O balanço é positivo e enseja iniciativas que, ao mesmo passo, melhorem a infraestrutura do país e atualizem a legislação, de forma a adequá-la a parâmetros internacionais. A lei 8.666, de 1993, que rege as licitações e contratações públicas, revelou-se defasada, com brechas que abrem caminho para problemas de toda natureza.
Com o RDC, os avanços são visíveis. Onde esse regime foi aplicado, o tempo médio de finalização dos processos licitatórios caiu de 250 para 80 dias. Houve redução aproximada de custos na ordem de 15% nos valores das licitações. E sem prejuízos à fiscalização, já que o regime diferenciado garante total acompanhamento por parte dos órgãos de controle interno e externo.
Agora, a extensão desse novo sistema para as obras do Plano de Aceleração do Crescimento (PAC) está sob a análise do Senado, depois de aprovado pela Câmara.
Temos, assim, a oportunidade de expandir esse regime modernizante a áreas estratégicas.
O valor dos investimentos do PAC, no período entre 2011 e 2014, é de R$ 955 bilhões, dos quais R$ 204,4 bilhões foram executados em 2011.
O grande vulto dessas ações e seu impacto no desenvolvimento nacional, inclusive com a geração de milhares de empregos, tornam ainda mais evidentes os benefícios de sua inclusão no RDC: racionalização dos procedimentos, diminuição dos prazos e, principalmente, dos custos.
O RDC, proposto pelo governo e aprovado no ano passado pelo Congresso, contou com contribuições expressivas dos órgãos de controle e dos partidos, inclusive da oposição. Não significou flexibilização. Pelo contrário, conferiu mais rigor ao sistema atual, na medida em que ampliou de forma significativa as concorrências públicas.
É o caso, por exemplo, da contratação integrada, que impõe às empresas a entrega da obra em plenas condições de funcionamento, como ocorre em vários países.
Tão importante quanto esses resultados é o fato de que o novo regime mantem cada uma das normas e princípios da lei 8.666 relativos à transparência, à fiscalização e ao controle das ações governamentais, e respeita os princípios da impessoalidade e da moralidade.

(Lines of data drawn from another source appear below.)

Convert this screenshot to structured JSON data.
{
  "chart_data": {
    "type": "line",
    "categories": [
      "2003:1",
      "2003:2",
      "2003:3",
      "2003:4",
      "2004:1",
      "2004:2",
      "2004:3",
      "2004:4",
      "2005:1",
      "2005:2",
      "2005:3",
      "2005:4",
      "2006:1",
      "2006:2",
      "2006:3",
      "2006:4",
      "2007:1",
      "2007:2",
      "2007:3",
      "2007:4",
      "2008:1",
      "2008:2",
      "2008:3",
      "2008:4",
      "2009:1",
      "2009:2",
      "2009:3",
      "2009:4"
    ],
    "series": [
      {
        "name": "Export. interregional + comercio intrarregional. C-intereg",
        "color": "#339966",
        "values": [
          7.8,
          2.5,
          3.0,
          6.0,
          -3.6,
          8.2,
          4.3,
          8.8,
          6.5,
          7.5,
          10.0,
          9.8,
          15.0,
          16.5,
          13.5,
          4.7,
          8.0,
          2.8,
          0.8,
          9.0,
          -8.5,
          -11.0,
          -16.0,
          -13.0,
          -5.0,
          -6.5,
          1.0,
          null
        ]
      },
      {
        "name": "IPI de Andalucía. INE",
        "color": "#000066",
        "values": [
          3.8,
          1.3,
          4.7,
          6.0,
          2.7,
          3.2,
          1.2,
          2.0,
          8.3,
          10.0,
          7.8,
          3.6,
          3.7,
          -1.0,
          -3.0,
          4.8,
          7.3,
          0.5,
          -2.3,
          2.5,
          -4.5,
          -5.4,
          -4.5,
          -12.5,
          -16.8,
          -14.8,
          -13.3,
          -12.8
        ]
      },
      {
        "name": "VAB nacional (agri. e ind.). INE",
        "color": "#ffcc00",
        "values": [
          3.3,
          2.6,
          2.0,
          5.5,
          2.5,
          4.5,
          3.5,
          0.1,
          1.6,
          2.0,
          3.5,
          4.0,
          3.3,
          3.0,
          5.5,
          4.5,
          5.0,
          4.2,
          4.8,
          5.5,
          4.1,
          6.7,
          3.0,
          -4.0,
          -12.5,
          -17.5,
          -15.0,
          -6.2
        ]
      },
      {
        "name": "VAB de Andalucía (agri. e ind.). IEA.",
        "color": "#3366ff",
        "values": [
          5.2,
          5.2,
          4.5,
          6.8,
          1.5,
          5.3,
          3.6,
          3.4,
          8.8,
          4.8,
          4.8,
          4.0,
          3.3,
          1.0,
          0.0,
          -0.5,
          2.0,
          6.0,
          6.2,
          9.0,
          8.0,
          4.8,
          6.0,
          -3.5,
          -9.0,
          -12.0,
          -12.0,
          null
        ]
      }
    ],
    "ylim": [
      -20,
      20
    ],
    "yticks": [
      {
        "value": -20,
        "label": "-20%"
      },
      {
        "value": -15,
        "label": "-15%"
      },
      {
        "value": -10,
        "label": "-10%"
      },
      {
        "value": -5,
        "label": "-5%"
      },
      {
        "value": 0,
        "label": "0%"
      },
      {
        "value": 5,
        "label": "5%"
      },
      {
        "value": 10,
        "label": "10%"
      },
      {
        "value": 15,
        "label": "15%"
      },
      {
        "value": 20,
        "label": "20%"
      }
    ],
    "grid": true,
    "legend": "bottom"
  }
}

A diferença está na aplicação da experiência acumulada ao longo desses 19 anos de vigência da Lei de Licitações e de todo um arcabouço jurídico que promoveu aperfeiçoamentos nos processos licitatórios, inclusive por meio da internalização de práticas adotadas nos Estados Unidos, na União Europeia e por organismos como o Banco Mundial.
São pertinentes muitas das preocupações com a proposta. Afinal, em que pese o controle exercido pelos mecanismos institucionais de fiscalização, é fato que as contratações públicas no Brasil persistem como fonte de desperdício dos recursos públicos e de corrupção.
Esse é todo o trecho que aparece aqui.